On ne le dira jamais assez : le vin réussit à créer des liens inimaginables entre ceux qui le chérissent. Ce séjour chez Hervé est un exemple frappant. Peu de choses me rapprochent de ce retraité de 65 ans vivant dans la campagne nivernaise, si ce n'est qu'il me connaissait depuis plusieurs années via le forum LPV et mon blog. Il m'avait contacté il y a un mois afin de m'acheter quelques bouteilles. Il devait passer les récupérer sur Bergerac en avril. Mais comme je n'étais pas trop sûr de ma disponibilité durant cette période, et que je devais passer à quelques kilomètres de chez lui, je lui ai proposé de faire une halte à Saint-Pierre le Moutier (enfin à quelques kilomètres) pour lui livrer le vin et faire connaissance.
Mon GPS a été très farceur sur le coup. Alors que c'était d'une simplicité enfantine pour y aller (à quelques centaines de mètres de la nationale 7) il m'a fait sortir de celles-ci quinze kilomètres avant, fait passer par des chemins vicinaux improbables. J'ai fini par appeler Hervé avec mon portable ... lorsque j'étais à 300 mètres de chez lui !
J'arrive donc dans une immense cour de ferme désaffectée où m'attendent Hervé et Evelyne, son épouse. Comme ça m'est déjà arrivé auparavant, c'est toujours bizarre d'arriver chez des personnes qui vous connaissent plutôt bien à travers ce que vous avez pu écrire (enfin surtout Hervé qui me "suit" depuis plus de 5 ans !). On me demande de faire le tour du bâtiment pour déposer mes affaires ... et je découvre une maison plus bourgeoise (je comprends pourquoi ça s'appelle le manoir).
Cette maison est carrément immense, avec des portes et des escaliers partout. Je m'y perds un peu au début ... et même à la fin. Mes hôtes ont moultes enfants et petits enfants et il faut de la place pour les accueillir pendant les vacances. J'imagine l'ambiance lorsqu'une dizaine de marmots courent dans tous les sens chez papy et mamy ;o)
Il se passe relativement peu de temps avant que nous nous mettions à table. Et je vois un Hervé aux yeux malicieux revenir avec deux bouteilles de vins blancs emballées dans de l'alu. L'heure des épreuves a sonné !
Le premier vin n'a pas un nez très enthousiasmant : pomme un peu blette, curry éventé. Au départ, je me dis que ça doit être un roussillon oxydatif, car la bouche a un côté un peu alcooleux. Et puis, je me reprends : c'est un Loire dans un style "nature" ! Hervé enlève le papier alu ... et c'est un Touraine "les 2 chênes" 2005 de Vincent Ricard ! [ je me demande si elle n'avait pas un problème, cette bouteille, car de ce que j'ai pu en lire, ça a l'air mieux que ce que j'en dis]

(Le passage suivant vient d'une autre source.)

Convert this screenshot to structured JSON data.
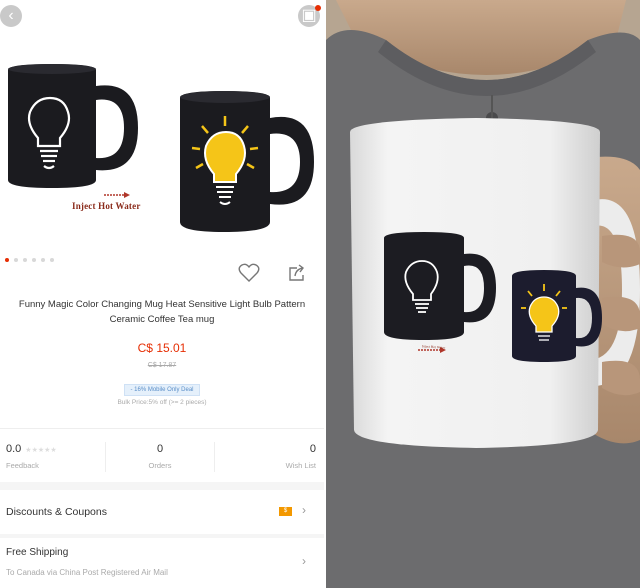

Le deuxième vin a un très beau nez qui contraste avec le précédent : coing, fleurs, agrumes, épices. Une bouche mûre, avec un beau volume, et en même temps une fine acidité qui lui apporte de la fraîcheur. C'est à la fois gourmand et élégant, très bien fait, avec une finale qui se termine sur des jolis amers. Ca, c'est du chenin de Loire à l'ouest de Tours (pas Vouvray ou Montlouis, donc). Après... difficile de dire. Hervé enlève le papier alu, et c'est ... un Chinon blanc 2008 du domaine de la Noblaie. Bingo ! Ca, c'est vraiment très bien, et en plus à un prix très abordable, apparemment (7-8 €).
Nous mangeons avec ces vins des charcuteries régionales qui s'avère fort bonnes.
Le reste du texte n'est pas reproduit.